Dream deferred: the most inspired caseworker in America's most lauded welfare agency can barely do his job

Washington Monthly, Sept, 2004 by Jason DeParle

Mi-ike!" she rasped. She stood so close it was all he could do to keep from backing away. She talked with such a loud lisp he thought she might be retarded. She was missing half her teeth, and her skin looked almost plastic. If she weren't so big in the butt, he would have guessed she was smoking crack. That's the thing he had noticed about addicts: Their butts were the first thing to go. As her sandpaper voice silenced the room, even the receptionists stopped to stare. "I need a coat, Mi-ike! You're my caseworker now, Mi-ike!" Michael Steinborn felt his loathing for his job surge to new highs. "She's a mile a minute with the 'Mikes,"' he thought. "My new best friend."

Since inheriting her case months earlier, he had known her only as a computer code. She hadn't answered his appointment letters. (Typical.) She hadn't complained when he docked her check. (Not typical.) Now here she was in shirtsleeves in January, with the wind-chill factor 24 below.
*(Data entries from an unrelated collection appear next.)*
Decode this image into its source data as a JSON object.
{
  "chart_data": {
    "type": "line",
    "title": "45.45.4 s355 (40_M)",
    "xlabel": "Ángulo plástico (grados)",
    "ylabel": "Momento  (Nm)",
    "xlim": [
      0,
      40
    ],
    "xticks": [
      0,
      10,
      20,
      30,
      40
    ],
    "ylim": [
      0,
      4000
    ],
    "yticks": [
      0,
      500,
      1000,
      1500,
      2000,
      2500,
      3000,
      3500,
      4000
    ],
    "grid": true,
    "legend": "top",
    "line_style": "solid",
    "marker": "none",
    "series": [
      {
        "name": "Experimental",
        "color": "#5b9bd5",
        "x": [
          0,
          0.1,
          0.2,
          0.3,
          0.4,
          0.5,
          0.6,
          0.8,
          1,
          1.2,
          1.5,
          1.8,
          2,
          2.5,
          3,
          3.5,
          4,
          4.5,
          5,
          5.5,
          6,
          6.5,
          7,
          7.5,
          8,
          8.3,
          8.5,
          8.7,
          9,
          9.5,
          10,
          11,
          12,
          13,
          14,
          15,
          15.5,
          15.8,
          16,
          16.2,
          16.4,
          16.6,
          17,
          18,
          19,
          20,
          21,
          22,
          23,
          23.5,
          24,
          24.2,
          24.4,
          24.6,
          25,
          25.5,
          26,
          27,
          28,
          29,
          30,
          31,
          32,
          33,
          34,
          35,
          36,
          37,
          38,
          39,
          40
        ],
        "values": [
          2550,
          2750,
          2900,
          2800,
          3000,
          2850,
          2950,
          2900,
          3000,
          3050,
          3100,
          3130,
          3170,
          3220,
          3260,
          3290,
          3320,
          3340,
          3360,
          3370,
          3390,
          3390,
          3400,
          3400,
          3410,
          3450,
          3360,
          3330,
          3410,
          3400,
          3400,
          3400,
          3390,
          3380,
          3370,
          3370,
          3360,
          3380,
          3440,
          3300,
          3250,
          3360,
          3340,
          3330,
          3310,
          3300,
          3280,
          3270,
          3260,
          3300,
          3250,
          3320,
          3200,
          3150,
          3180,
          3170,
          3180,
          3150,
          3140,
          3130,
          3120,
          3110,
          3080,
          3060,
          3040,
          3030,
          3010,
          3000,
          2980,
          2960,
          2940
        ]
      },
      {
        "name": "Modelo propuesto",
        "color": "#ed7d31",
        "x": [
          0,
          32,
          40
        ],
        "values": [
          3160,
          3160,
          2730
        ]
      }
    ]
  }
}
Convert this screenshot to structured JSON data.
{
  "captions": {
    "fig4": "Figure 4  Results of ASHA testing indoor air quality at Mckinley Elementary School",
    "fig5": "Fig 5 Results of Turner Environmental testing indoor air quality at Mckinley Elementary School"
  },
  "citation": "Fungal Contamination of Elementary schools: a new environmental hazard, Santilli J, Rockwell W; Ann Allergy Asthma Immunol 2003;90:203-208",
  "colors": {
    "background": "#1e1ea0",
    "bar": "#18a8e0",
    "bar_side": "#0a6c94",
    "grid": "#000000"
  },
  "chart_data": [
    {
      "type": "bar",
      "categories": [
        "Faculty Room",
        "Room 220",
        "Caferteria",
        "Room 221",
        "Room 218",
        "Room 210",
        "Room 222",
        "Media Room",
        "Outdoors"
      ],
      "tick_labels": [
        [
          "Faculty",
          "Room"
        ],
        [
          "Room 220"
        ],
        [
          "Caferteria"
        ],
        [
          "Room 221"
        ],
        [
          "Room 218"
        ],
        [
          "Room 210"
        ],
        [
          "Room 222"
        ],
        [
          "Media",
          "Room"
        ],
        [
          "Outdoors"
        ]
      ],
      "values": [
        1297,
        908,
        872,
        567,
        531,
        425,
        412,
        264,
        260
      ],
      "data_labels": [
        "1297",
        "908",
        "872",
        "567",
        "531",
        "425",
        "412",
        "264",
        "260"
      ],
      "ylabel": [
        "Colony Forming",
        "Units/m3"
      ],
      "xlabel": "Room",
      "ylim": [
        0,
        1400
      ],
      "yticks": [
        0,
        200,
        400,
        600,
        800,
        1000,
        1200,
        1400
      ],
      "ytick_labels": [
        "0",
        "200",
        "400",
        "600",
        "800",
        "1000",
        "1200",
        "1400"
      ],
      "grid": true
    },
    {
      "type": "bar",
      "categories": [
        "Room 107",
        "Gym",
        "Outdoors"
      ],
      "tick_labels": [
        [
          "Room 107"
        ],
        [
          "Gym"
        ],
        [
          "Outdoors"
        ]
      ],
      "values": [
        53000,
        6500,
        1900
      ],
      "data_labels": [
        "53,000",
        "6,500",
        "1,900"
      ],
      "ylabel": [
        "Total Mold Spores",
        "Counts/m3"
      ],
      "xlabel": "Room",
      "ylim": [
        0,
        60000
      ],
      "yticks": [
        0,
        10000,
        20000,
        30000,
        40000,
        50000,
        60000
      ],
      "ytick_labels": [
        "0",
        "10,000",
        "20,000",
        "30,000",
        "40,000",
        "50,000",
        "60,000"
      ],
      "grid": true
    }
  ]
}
Coats weren't part of Michael's job on the front lines of Milwaukee's famous welfare experiment. That's what the office had its high-priced "community outreach" team for. But given days to produce, the outreach team had produced only excuses. "They haven't gotten you a coat?" he asked. "Look at me, Mi-ike--does it look like I have a coat?" There was a thrift shop down the street. Michael promised her a coat. He was halfway out the door when he spotted the hole in the scheme: He only had $4. He climbed back up the stairs, bummed a loan from a coworker, and ran four blocks through the snow. The drifts swallowed his office-worker shoes and buried his toes in ice.

The thrift store was out of coats. Them was another thrift store two blocks away, and another sprint left him surrounded by coats--blue coats and black coats, long coats and short coats, so many coats that he was losing his way when a voice came into his head. It was the familiar voice of self-reproach, his You Idiot! voice, and it reminded him that he wasn't there to make a fashion statement: just pick one, you idiot! He chose a blue ski jacket with a pink collar, nicer than anything he had expected. It cost $11. He had $9. The clerk made a show of contempt, but let the difference slide. It wasn't exactly a landmark in the annals of social work. But Michael allowed himself a frisson of satisfaction. The nail filers in outreach had sat around all week; Michael Steinborn, can-do guy; had gotten something done.

She lifted her arms over her head and made a sour face. "It's a little snug when I do this, Mi-ike!" The slapstick line came to mind: "Then don't do this!" But the coat had another problem. The zipper didn't work. Back he went, six blocks through the snow. Back to the sign that warned: "No Exchanges. All Sales Final." What was he supposed to say? Special exceptions for dumb-ass social workers with ice in their shoes? A bit of groveling brought a lined denim jacket and a zipper that zipped. "Mi-ike!" she said. "The other one was better looking than this!"

Mi-ike wasn't going back out in the cold. Mi-ike wasn't wearing a coat himself. He left his at home because his clients' kids kept wiping their Cheeto hands on it. Mi-ike was done talking about coats. "Okay, Mi-ike," she said. How about a bus pass? Four days later, in shirtsleeves again, she told Michael's supervisor that no one would help her find a coat.

A social worker! Michael Steinborn couldn't believe he was a social worker! Six months earlier, he was an unemployed jack of the building trades, drinking vodka for breakfast and wondering how he and his pregnant girlfriend were going to get by. Now he was a caseworker--er, "Financial and Employment Planner"--offering indigents career advice. He hated the grip of starched collars on his throat. He hated the office's new-carpet smell. Above all, he hated feeling responsible once again for the fiascos of ghetto life. Raised in the central city, the son of a small-time landlord, Michael had patrolled the ghetto since grade school, when his father first dispatched him to help collect the rents. "Son, take it from me," Ted Steinborn had warned, after another tenant had skipped out on a debt. "They'll take and take, and then they'll spit you out." Michael took pride in never ducking a fight and had his nose broken three times. The last thing he brought to his profession was a sentimental view of the poor. "I never wanted to be a sucker for a sob story," he said.

Yet as a caseworker, Michael was surrounded by sob stories, and like his father he believed some of them. He could carry on about his clients' bad-faith betrayals, but sometimes he felt he was lying, too, talking up the promise in their going-nowhere jobs. "People will call and say, 'I got a job!' I feel like saying, 'You're going to have a really fucked-up time living on $6.41 an hour.' But my job is to bullshit them, to say, 'Hey, that's great, it's a first step.'" Clients liked Michael. Clients trusted Michael. To an extent rare among the city's 150 caseworkers, Michael's career served as a tutorial on what conscientious casework can (and can't) achieve.